Dans la fourmilière d’un vaste monastère, vivait un vieux moine discret, humble, sans-grade, un obscur parmi les obscurs, un brin farfelu. Les autres moines le tenaient pour un simple d’esprit.
Il faut dire que malgré toutes les années passées à l’ombre des murs du monastère, il ne brillait pas par son érudition. Le vétéran boudait en effet la lecture des textes sacrés et, à la belle saison, passait le plus clair de son temps au bord d’un étang constellé de lotus, bercé par le murmure du vent, la psalmodie des insectes et le chant des oiseaux.
Il y méditait distraitement, assis sur un rocher, sous un monumental vieil arbre.
Par un bel après-midi d’été inondé de soleil, un groupe de jeunes moines partit faire le tour de l’étang. C’est alors qu’ils purent observer, avec stupéfaction, la manière fort décousue que l’ancien avait de méditer.

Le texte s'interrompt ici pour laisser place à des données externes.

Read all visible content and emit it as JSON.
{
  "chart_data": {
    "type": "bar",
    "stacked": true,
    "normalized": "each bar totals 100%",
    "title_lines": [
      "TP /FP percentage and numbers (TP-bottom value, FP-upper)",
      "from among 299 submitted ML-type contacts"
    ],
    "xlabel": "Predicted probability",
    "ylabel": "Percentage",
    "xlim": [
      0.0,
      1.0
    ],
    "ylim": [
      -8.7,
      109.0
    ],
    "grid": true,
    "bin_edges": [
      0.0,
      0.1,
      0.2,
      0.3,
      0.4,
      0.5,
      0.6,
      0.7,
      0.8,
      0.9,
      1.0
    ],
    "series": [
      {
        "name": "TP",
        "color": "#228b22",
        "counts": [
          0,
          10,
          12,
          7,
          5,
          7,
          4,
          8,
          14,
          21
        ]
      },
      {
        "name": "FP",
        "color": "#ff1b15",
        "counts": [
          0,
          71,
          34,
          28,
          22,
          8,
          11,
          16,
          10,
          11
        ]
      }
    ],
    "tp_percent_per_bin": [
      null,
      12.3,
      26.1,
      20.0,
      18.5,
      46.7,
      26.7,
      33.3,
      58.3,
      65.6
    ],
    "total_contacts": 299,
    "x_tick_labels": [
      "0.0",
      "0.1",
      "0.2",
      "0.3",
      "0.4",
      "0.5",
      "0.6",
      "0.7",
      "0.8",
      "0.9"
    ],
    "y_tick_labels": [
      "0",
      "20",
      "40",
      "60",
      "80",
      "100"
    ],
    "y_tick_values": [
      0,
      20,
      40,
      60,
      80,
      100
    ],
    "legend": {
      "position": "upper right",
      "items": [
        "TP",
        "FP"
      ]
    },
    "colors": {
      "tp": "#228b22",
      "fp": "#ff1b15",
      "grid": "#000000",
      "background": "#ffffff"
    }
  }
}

Il ne se passait pas cinq minutes sans qu’il se penche pour troubler le miroir liquide avec une brindille.
Il allait même parfois jusqu’à se lever pour faire quelques pas, une branche à la main, avec laquelle il tirait une feuille d’arbre hors de l’eau. Son curieux manège fit rire ses cadets qui entreprirent de lui donner une leçon sur la méditation :
- Ne serait-il pas préférable de vous recueillir les yeux fermés afin de ne pas être distrait par le spectacle du monde ? déclara l'un.
- Comment espérer atteindre une haute réalisation spirituelle si vous bougez sans cesse ? Vous ne pouvez pas stabiliser votre esprit ni laisser le souffle circuler harmonieusement, déclara le second.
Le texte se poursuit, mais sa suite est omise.